Sounds like a good idea. I hope it nets them a ton of money and a lot fewer deaths
Seems like a reasonable move to me, let’s see how it plays out over the next few years.
I’ve been to 5500 meters in Nepal and while I was certainly moving slowly due to lack of oxygen it doesn’t really stress the body a huge amount. There a bunch of “trekking peaks” between 6000 and 6500 meters that are popular and get significant traffic, but none are really good preparation for Everest. It will be interesting to see if this makes a significant difference, since some of the peaks in question are glorified walk ups while still providing some limited altitude experience.
They should force you to bring cash to pay the sherpas, but I guess that isn’t something which would help the government, so it won’t get done.
(In fact, money going directly to sherpas is money not going to the government, which means it certainly won’t get done.)
I assume the requisite “experienced guides” are mostly Sherpas, and that they don’t work for free.
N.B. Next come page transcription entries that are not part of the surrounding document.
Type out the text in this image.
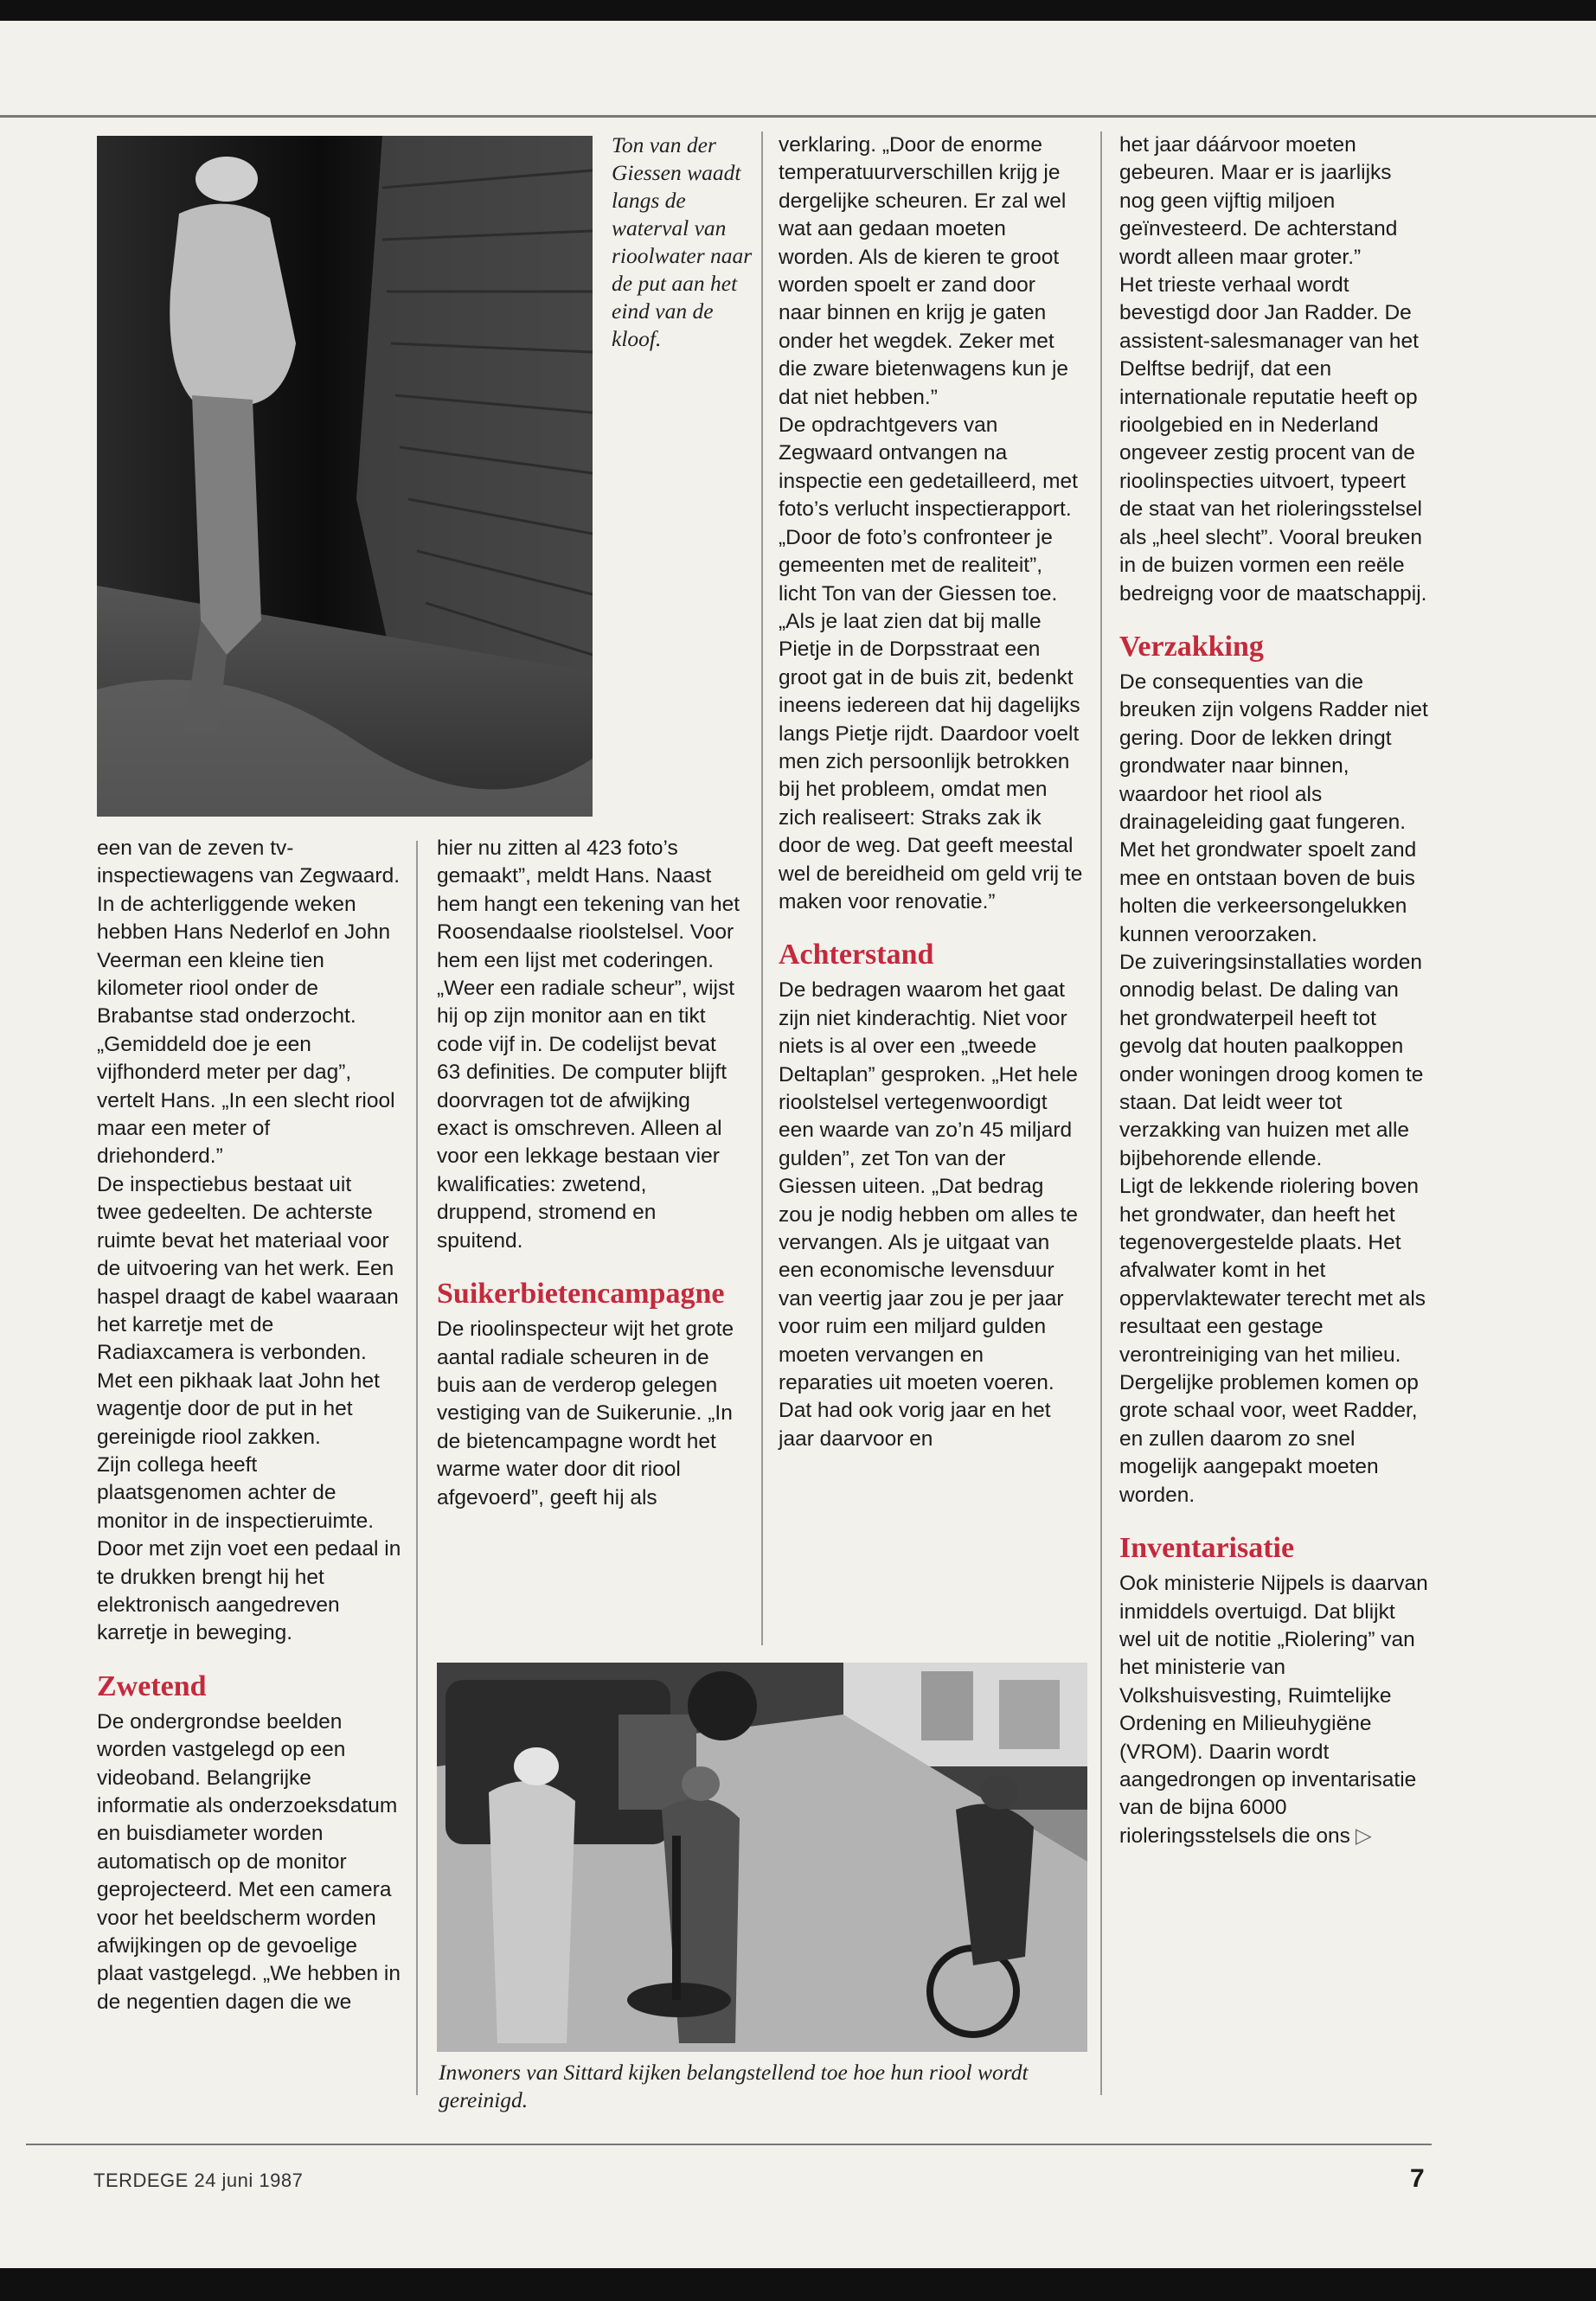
Ton van der Giessen waadt langs de waterval van rioolwater naar de put aan het eind van de kloof.

een van de zeven tv-inspectiewagens van Zegwaard. In de achterliggende weken hebben Hans Nederlof en John Veerman een kleine tien kilometer riool onder de Brabantse stad onderzocht. „Gemiddeld doe je een vijfhonderd meter per dag”, vertelt Hans. „In een slecht riool maar een meter of driehonderd.”

De inspectiebus bestaat uit twee gedeelten. De achterste ruimte bevat het materiaal voor de uitvoering van het werk. Een haspel draagt de kabel waaraan het karretje met de Radiaxcamera is verbonden. Met een pikhaak laat John het wagentje door de put in het gereinigde riool zakken.

Zijn collega heeft plaatsgenomen achter de monitor in de inspectieruimte. Door met zijn voet een pedaal in te drukken brengt hij het elektronisch aangedreven karretje in beweging.

Zwetend

De ondergrondse beelden worden vastgelegd op een videoband. Belangrijke informatie als onderzoeksdatum en buisdiameter worden automatisch op de monitor geprojecteerd. Met een camera voor het beeldscherm worden afwijkingen op de gevoelige plaat vastgelegd. „We hebben in de negentien dagen die we

hier nu zitten al 423 foto’s gemaakt”, meldt Hans. Naast hem hangt een tekening van het Roosendaalse rioolstelsel. Voor hem een lijst met coderingen. „Weer een radiale scheur”, wijst hij op zijn monitor aan en tikt code vijf in. De codelijst bevat 63 definities. De computer blijft doorvragen tot de afwijking exact is omschreven. Alleen al voor een lekkage bestaan vier kwalificaties: zwetend, druppend, stromend en spuitend.

Suikerbietencampagne

De rioolinspecteur wijt het grote aantal radiale scheuren in de buis aan de verderop gelegen vestiging van de Suikerunie. „In de bietencampagne wordt het warme water door dit riool afgevoerd”, geeft hij als

verklaring. „Door de enorme temperatuurverschillen krijg je dergelijke scheuren. Er zal wel wat aan gedaan moeten worden. Als de kieren te groot worden spoelt er zand door naar binnen en krijg je gaten onder het wegdek. Zeker met die zware bietenwagens kun je dat niet hebben.”

De opdrachtgevers van Zegwaard ontvangen na inspectie een gedetailleerd, met foto’s verlucht inspectierapport. „Door de foto’s confronteer je gemeenten met de realiteit”, licht Ton van der Giessen toe. „Als je laat zien dat bij malle Pietje in de Dorpsstraat een groot gat in de buis zit, bedenkt ineens iedereen dat hij dagelijks langs Pietje rijdt. Daardoor voelt men zich persoonlijk betrokken bij het probleem, omdat men zich realiseert: Straks zak ik door de weg. Dat geeft meestal wel de bereidheid om geld vrij te maken voor renovatie.”

Achterstand

De bedragen waarom het gaat zijn niet kinderachtig. Niet voor niets is al over een „tweede Deltaplan” gesproken. „Het hele rioolstelsel vertegenwoordigt een waarde van zo’n 45 miljard gulden”, zet Ton van der Giessen uiteen. „Dat bedrag zou je nodig hebben om alles te vervangen. Als je uitgaat van een economische levensduur van veertig jaar zou je per jaar voor ruim een miljard gulden moeten vervangen en reparaties uit moeten voeren. Dat had ook vorig jaar en het jaar daarvoor en

het jaar dáárvoor moeten gebeuren. Maar er is jaarlijks nog geen vijftig miljoen geïnvesteerd. De achterstand wordt alleen maar groter.”

Het trieste verhaal wordt bevestigd door Jan Radder. De assistent-salesmanager van het Delftse bedrijf, dat een internationale reputatie heeft op rioolgebied en in Nederland ongeveer zestig procent van de rioolinspecties uitvoert, typeert de staat van het rioleringsstelsel als „heel slecht”. Vooral breuken in de buizen vormen een reële bedreigng voor de maatschappij.

Verzakking

De consequenties van die breuken zijn volgens Radder niet gering. Door de lekken dringt grondwater naar binnen, waardoor het riool als drainageleiding gaat fungeren. Met het grondwater spoelt zand mee en ontstaan boven de buis holten die verkeersongelukken kunnen veroorzaken.

De zuiveringsinstallaties worden onnodig belast. De daling van het grondwaterpeil heeft tot gevolg dat houten paalkoppen onder woningen droog komen te staan. Dat leidt weer tot verzakking van huizen met alle bijbehorende ellende.

Ligt de lekkende riolering boven het grondwater, dan heeft het tegenovergestelde plaats. Het afvalwater komt in het oppervlaktewater terecht met als resultaat een gestage verontreiniging van het milieu. Dergelijke problemen komen op grote schaal voor, weet Radder, en zullen daarom zo snel mogelijk aangepakt moeten worden.

Inventarisatie

Ook ministerie Nijpels is daarvan inmiddels overtuigd. Dat blijkt wel uit de notitie „Riolering” van het ministerie van Volkshuisvesting, Ruimtelijke Ordening en Milieuhygiëne (VROM). Daarin wordt aangedrongen op inventarisatie van de bijna 6000 rioleringsstelsels die ons ▷

Inwoners van Sittard kijken belangstellend toe hoe hun riool wordt gereinigd.
TERDEGE 24 juni 1987	7
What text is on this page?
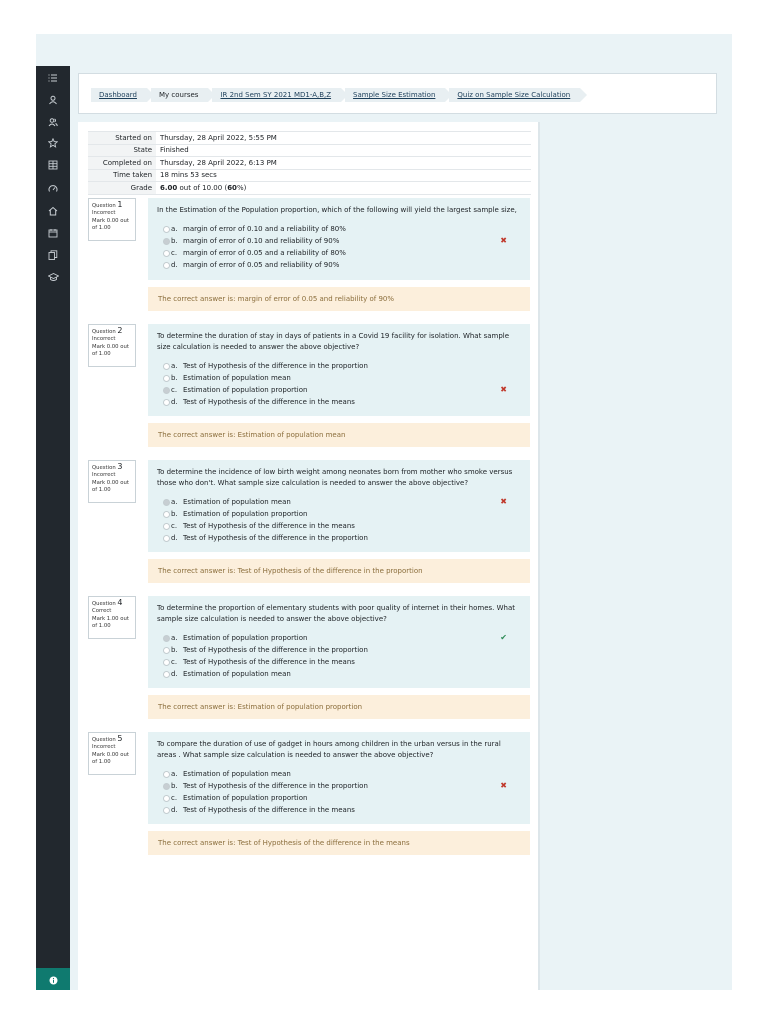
Dashboard	My courses	IR 2nd Sem SY 2021 MD1-A,B,Z	Sample Size Estimation	Quiz on Sample Size Calculation
Started on	Thursday, 28 April 2022, 5:55 PM
State	Finished
Completed on	Thursday, 28 April 2022, 6:13 PM
Time taken	18 mins 53 secs
Grade	6.00 out of 10.00 (60%)
Question 1
Incorrect
Mark 0.00 out of 1.00
In the Estimation of the Population proportion, which of the following will yield the largest sample size,
a. margin of error of 0.10 and a reliability of 80%
b. margin of error of 0.10 and reliability of 90%	✖
c. margin of error of 0.05 and a reliability of 80%
d. margin of error of 0.05 and reliability of 90%
The correct answer is: margin of error of 0.05 and reliability of 90%
Question 2
Incorrect
Mark 0.00 out of 1.00
To determine the duration of stay in days of patients in a Covid 19 facility for isolation. What sample size calculation is needed to answer the above objective?
a. Test of Hypothesis of the difference in the proportion
b. Estimation of population mean
c. Estimation of population proportion	✖
d. Test of Hypothesis of the difference in the means
The correct answer is: Estimation of population mean
Question 3
Incorrect
Mark 0.00 out of 1.00
To determine the incidence of low birth weight among neonates born from mother who smoke versus those who don't. What sample size calculation is needed to answer the above objective?
a. Estimation of population mean	✖
b. Estimation of population proportion
c. Test of Hypothesis of the difference in the means
d. Test of Hypothesis of the difference in the proportion
The correct answer is: Test of Hypothesis of the difference in the proportion
Question 4
Correct
Mark 1.00 out of 1.00
To determine the proportion of elementary students with poor quality of internet in their homes. What sample size calculation is needed to answer the above objective?
a. Estimation of population proportion	✔
b. Test of Hypothesis of the difference in the proportion
c. Test of Hypothesis of the difference in the means
d. Estimation of population mean
The correct answer is: Estimation of population proportion
Question 5
Incorrect
Mark 0.00 out of 1.00
To compare the duration of use of gadget in hours among children in the urban versus in the rural areas . What sample size calculation is needed to answer the above objective?
a. Estimation of population mean
b. Test of Hypothesis of the difference in the proportion	✖
c. Estimation of population proportion
d. Test of Hypothesis of the difference in the means
The correct answer is: Test of Hypothesis of the difference in the means
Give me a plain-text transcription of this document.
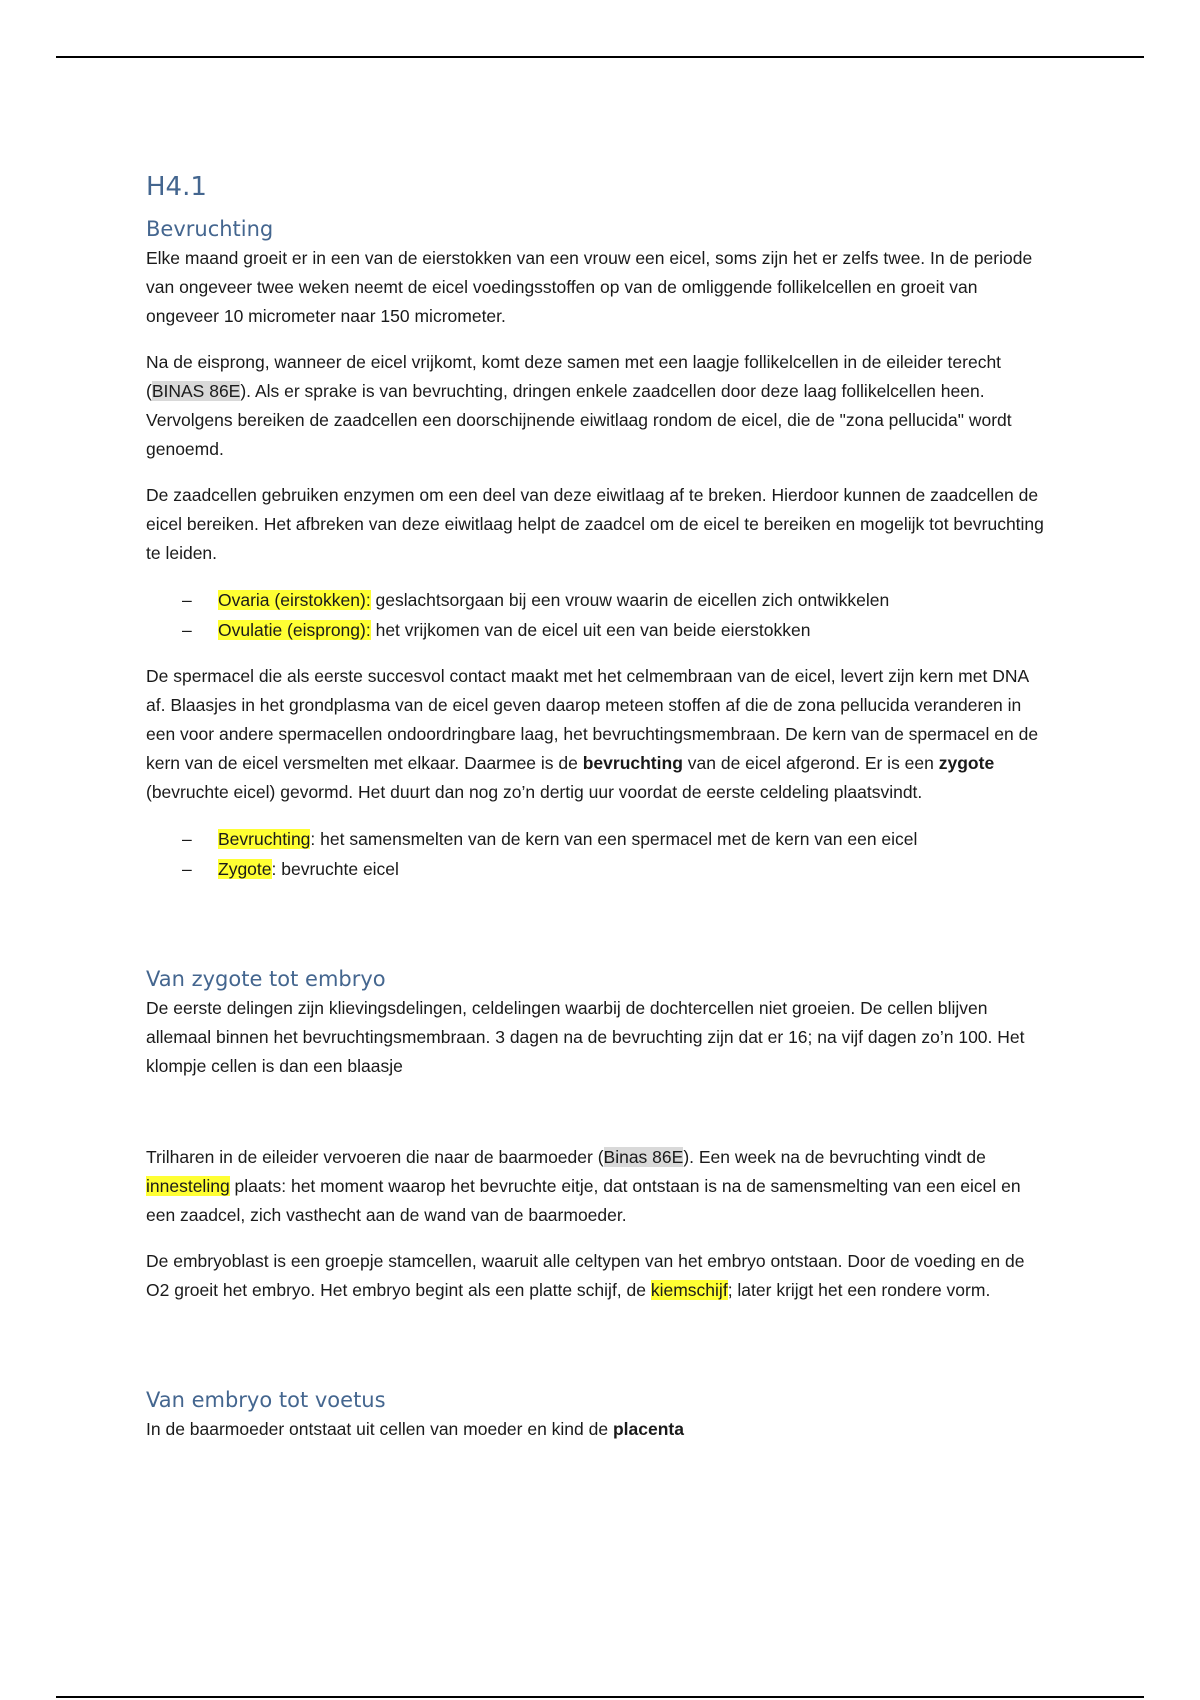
H4.1
Bevruchting

Elke maand groeit er in een van de eierstokken van een vrouw een eicel, soms zijn het er zelfs twee. In de periode van ongeveer twee weken neemt de eicel voedingsstoffen op van de omliggende follikelcellen en groeit van ongeveer 10 micrometer naar 150 micrometer.

Na de eisprong, wanneer de eicel vrijkomt, komt deze samen met een laagje follikelcellen in de eileider terecht (BINAS 86E). Als er sprake is van bevruchting, dringen enkele zaadcellen door deze laag follikelcellen heen. Vervolgens bereiken de zaadcellen een doorschijnende eiwitlaag rondom de eicel, die de "zona pellucida" wordt genoemd.

De zaadcellen gebruiken enzymen om een deel van deze eiwitlaag af te breken. Hierdoor kunnen de zaadcellen de eicel bereiken. Het afbreken van deze eiwitlaag helpt de zaadcel om de eicel te bereiken en mogelijk tot bevruchting te leiden.

– Ovaria (eirstokken): geslachtsorgaan bij een vrouw waarin de eicellen zich ontwikkelen
– Ovulatie (eisprong): het vrijkomen van de eicel uit een van beide eierstokken

De spermacel die als eerste succesvol contact maakt met het celmembraan van de eicel, levert zijn kern met DNA af. Blaasjes in het grondplasma van de eicel geven daarop meteen stoffen af die de zona pellucida veranderen in een voor andere spermacellen ondoordringbare laag, het bevruchtingsmembraan. De kern van de spermacel en de kern van de eicel versmelten met elkaar. Daarmee is de bevruchting van de eicel afgerond. Er is een zygote (bevruchte eicel) gevormd. Het duurt dan nog zo’n dertig uur voordat de eerste celdeling plaatsvindt.

– Bevruchting: het samensmelten van de kern van een spermacel met de kern van een eicel
– Zygote: bevruchte eicel
Van zygote tot embryo

De eerste delingen zijn klievingsdelingen, celdelingen waarbij de dochtercellen niet groeien. De cellen blijven allemaal binnen het bevruchtingsmembraan. 3 dagen na de bevruchting zijn dat er 16; na vijf dagen zo’n 100. Het klompje cellen is dan een blaasje

Trilharen in de eileider vervoeren die naar de baarmoeder (Binas 86E). Een week na de bevruchting vindt de innesteling plaats: het moment waarop het bevruchte eitje, dat ontstaan is na de samensmelting van een eicel en een zaadcel, zich vasthecht aan de wand van de baarmoeder.

De embryoblast is een groepje stamcellen, waaruit alle celtypen van het embryo ontstaan. Door de voeding en de O2 groeit het embryo. Het embryo begint als een platte schijf, de kiemschijf; later krijgt het een rondere vorm.

Van embryo tot voetus

In de baarmoeder ontstaat uit cellen van moeder en kind de placenta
The government will already be getting $35000 per climber, up from the $11k or $12k they are getting now.
My understanding is that what you pay the sherpas is separate from what you pay the government for a climbing permit.
It cost (or did a few years ago) $50-60K to climb Everest, the permit fees are a significant but not dominant part of it. Looks like now it will be the single biggest cost.
Last year no one climbed Everest and no one died. The first year on Everest since 1977 without a death.
Covid + Everest seems a poor mix.
Talk about the worst place to catch Covid.
Plus the moral dilemma mentioned in the article - all those hospitalized in India and Nepal without oxygen while these climbers use up so many oxygen cannisters.